提督「うーーーん・・・しかしなぁ・・・」

煮え切らない態度で提督がいると、喧騒を破りコンコンと執務室の扉がノックされた。


提督「ん?誰だい?悪いが今は取り込み中で――」

Z1「グーテンターク。失礼するよ提督」

提督「む、レーベか。どうしたんだい?すごく楽しそうな様子だけど・・・」

Z1「うん、ちょっと提督にお誘いがあってね。ほらマックス・・・」

Z3「グ、グーテンターク・・・」

提督「おや、マックスもいるのか。こんにちはマックス――!!!?」

レーベに手を引かれ部屋に入ってくるマックス。
何気なくあいさつをした提督だったが、レーベとマックスの姿を確認した途端、目を見開き体を硬直させた。


提督「白の・・・マイクロビキニ、だと・・・!?」

漣「おおぅ、これはなんともまたエロエロで挑戦的な・・・」

潮「わぁ、涼しそうでいいですね」

曙「なっ・・・私とたいして変わらない胸部装甲のくせしてなんて大胆・・・」

朧「曙、それは失礼だよ・・・」

Z1「えへへ、ちょっと恥ずかしいけどかわいいでしょ?」

Z3「ど、どうかしら・・・」

狼狽える面々を前に、恥ずかしそうに耳まで赤くしながら震え声で訊ねるマックス。
あまりの衝撃に数秒惚けていた提督だが、ハッと我に返ると慌てて言葉を返す。


提督「あ、ああ。

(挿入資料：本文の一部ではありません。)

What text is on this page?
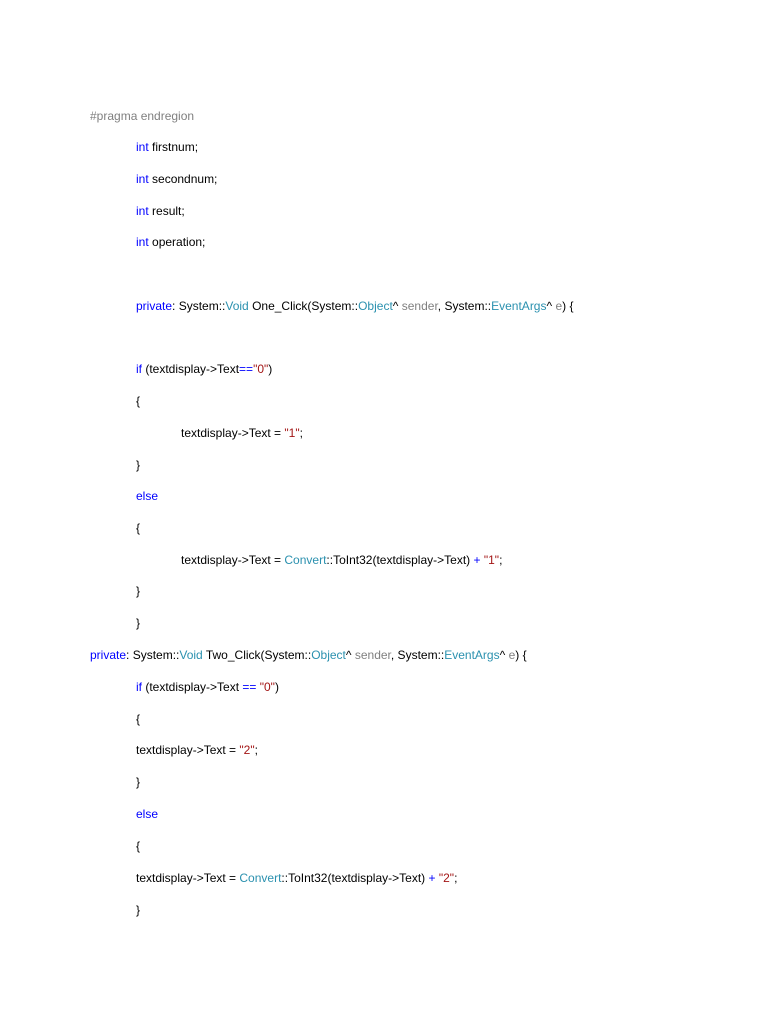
#pragma endregion
int firstnum;
int secondnum;
int result;
int operation;
private: System::Void One_Click(System::Object^ sender, System::EventArgs^ e) {
if (textdisplay->Text=="0")
{
textdisplay->Text = "1";
}
else
{
textdisplay->Text = Convert::ToInt32(textdisplay->Text) + "1";
}
}
private: System::Void Two_Click(System::Object^ sender, System::EventArgs^ e) {
if (textdisplay->Text == "0")
{
textdisplay->Text = "2";
}
else
{
textdisplay->Text = Convert::ToInt32(textdisplay->Text) + "2";
}
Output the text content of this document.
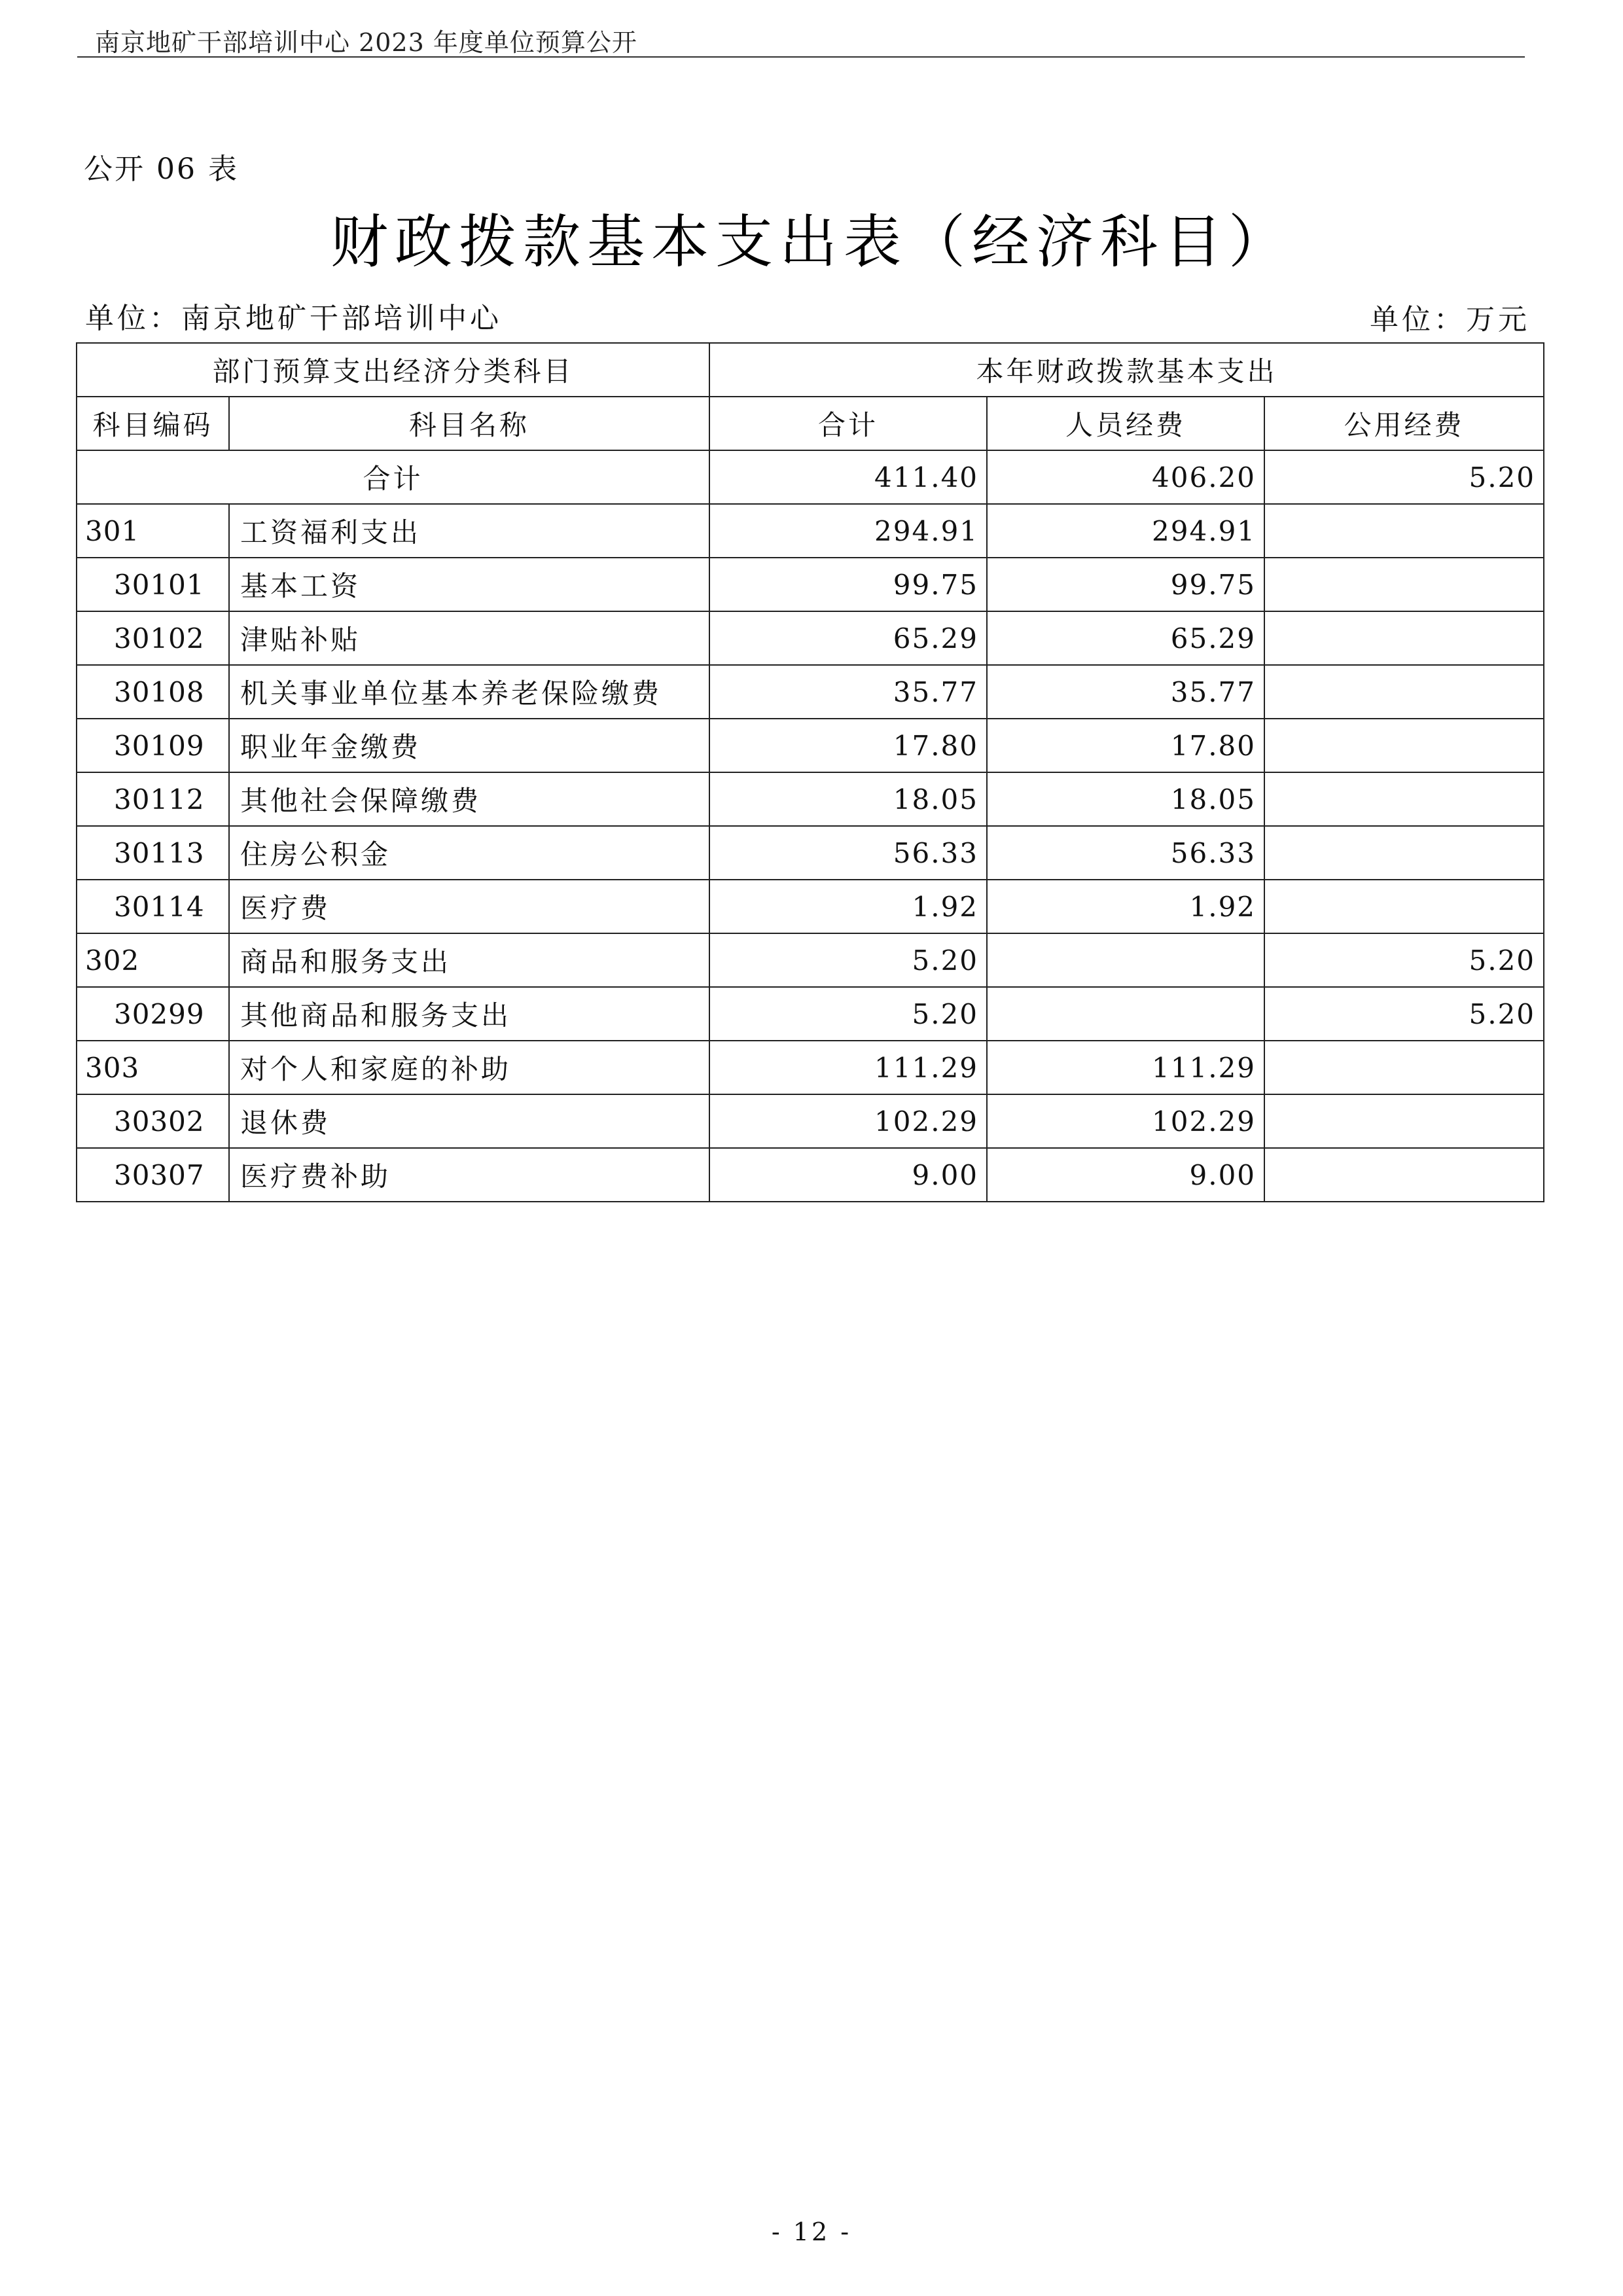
南京地矿干部培训中心 2023 年度单位预算公开
公开 06 表
财政拨款基本支出表（经济科目）
单位：南京地矿干部培训中心	单位：万元
部门预算支出经济分类科目		本年财政拨款基本支出		
科目编码	科目名称	合计	人员经费	公用经费
合计		411.40	406.20	5.20
301	工资福利支出	294.91	294.91	
30101	基本工资	99.75	99.75	
30102	津贴补贴	65.29	65.29	
30108	机关事业单位基本养老保险缴费	35.77	35.77	
30109	职业年金缴费	17.80	17.80	
30112	其他社会保障缴费	18.05	18.05	
30113	住房公积金	56.33	56.33	
30114	医疗费	1.92	1.92	
302	商品和服务支出	5.20		5.20
30299	其他商品和服务支出	5.20		5.20
303	对个人和家庭的补助	111.29	111.29	
30302	退休费	102.29	102.29	
30307	医疗费补助	9.00	9.00	
- 12 -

とても可愛くてびっくりしたよ。思わず見とれてしまうくらいに」

Z3「っ!そ、そう。ふーん・・・」

Z1「よかった。どれを着たら提督が喜ぶかなって二人で相談して選んだんだよ」

Z3「そ、それは言わなくていいから・・・」

提督「ああ、すごく似合っている。本当に可愛いよ」

Z3「・・・ダンケシェーン」

恥ずかしそうに、でもどこか嬉しそうにわずかにマックスは微笑む。

曙「っ・・・っ・・・!!!」ワナワナ

朧「うわぁ曙がカニみたいに赤くなって震えてる」

潮「あ、曙ちゃん落ち着いて・・・」

Z1「それでどうかな?提督さえよければ一緒に海に行きたいなぁって」

Z3「ど、どうかしら?」


曙「なっ・・・!」

漣「おおっとこれは強力なライバル出現!どう出るぼのぼの選手!?」

曙「ええい、漣うるさい!」

漣の冷やかしを一喝すると曙はマックス達へ顔を向ける。

曙「ふん!でも残念ね、私たちも今こいつを誘ってやったところなんだけど忙しいからって――」

提督「しょうがねぇなぁ(高音)」→水着にアロハシャツ

漣「ファッ!?一瞬で前言撤回!?さっき漣たちが誘ったときはあんなに渋ってたのに!」

提督「いやーさすがに五人も六人も声かけてくれてるのに無下にするのもなぁ。それに嫌がってたわけじゃないし僕もやっぱり行きたいと思っててさぁ」ハハハ

潮「ええ・・・(困惑)」

朧「なんという見事な手のひら返し」

漣「これはひどい」

Z1「よかった、じゃあ早速行こうよ」

Z3「お弁当も作ってあるのよ。さ、行きましょう」

提督「ハハハ、それは楽しみだなぁ」

二人に手を引かれうきうきと出掛けようとする提督だが、憤怒の形相の曙が目の前に立ちはだかる。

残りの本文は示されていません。